Y si faltaran cifras actuales, ahí están las que soltó el 26 de julio la presidenta de Asobancaria, María Mercedes Cuéllar, sobre el flujo económico que genera en el país el solo tráfico de cocaína: 13,6 billones anuales, que equivalen al gasto público en policía y justicia. “Con esa plata se puede comprar a todos los policías y a todos los jueces, y todavía sobra”, fue el lúgubre comentario de la vocera de los bancos. Entidades que, dicho sea de paso, han sido instrumento predilecto para blanquear dineros. “No hay un solo banco en el mundo que no haya sido penetrado por dineros de la mafia”, le dijo hace un mes a The Financial Times el exdirector de la Oficina de la ONU Contra la Droga Antonio Costa.

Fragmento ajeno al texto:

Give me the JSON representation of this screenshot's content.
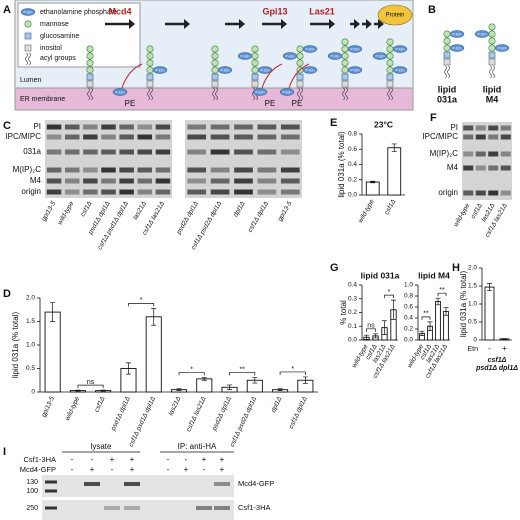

Consuelo de tontos es que todo esto sea mal de muchos, o que en México o Centroamérica los estragos del narcotráfico sean hoy peores que acá. Flaco consuelo son también los periódicos anuncios de ‘nuevas estrategias’ en la guerra contra la droga. O los falsos partes de victoria que siempre acompañan a esta trágica batalla perdida. Uno de los más célebres es el que hace diez años soltó el entonces ministro del Interior del gobierno Uribe, cuando le comunicó el país que no quedaba una sola hoja de coca en el Putumayo.

Capítulo aparte merecería la devastación ecológica de Colombia, lo que ha significado el infernal ciclo de deforestación-siembra-fumigación-resiembra, que ha destruido más de 2 millones de hectáreas de bosque y selva virgen en los últimos 30 años, según Simci-ONU. Hay que preguntarse, pensando en los nietos, qué le espera a un país que sacrifica su naturaleza en aras de un objetivo irrealizable y en buena medida impuesto.

Y así podríamos seguir y seguir. Lo cierto es que hasta ahora, entre todos los mandatarios latinoamericanos que reconocen el fracaso, y hablan y hablan de encontrar otras salidas, el único que ha dado un paso en serio es el presidente de Uruguay, José Mujica. Este viejo exguerrillero convertido en sabio, sagaz y respetado gobernante lo dijo con toda claridad: “estamos perdiendo la batalla contra las drogas y el crimen, alguien tiene que dar el primer paso”. Él lo dio, al anunciar un proyecto para legalizar en su país el consumo y venta de marihuana. Y lo dejaron solo.
 
Las cifras del crimen
 
Los casos de homicidios cometidos por el narcotráfico alcanzaron picos impensables. En los años noventa se registraron cifras similares a las de un país en guerra.
 
» El Cartel de Medellín está vinculado con el asesinato de cerca de 10.000 personas.

» La cifra de policías asesinados se acercó a 1.000 cuando Pablo Escobar ofreció 2 millones de pesos por cada uniformado muerto.

» En 1991 la tasa de homicidios en Medellín fue de 381 casos por cada 100.000 habitantes.
 
» Hubo alrededor de 7.500 asesinatos, 500 de ellos fueron policías que mandó a matar directamente Pablo Escobar.

»En 1992 hubo más de 27.000 muertes violentas en Colombia.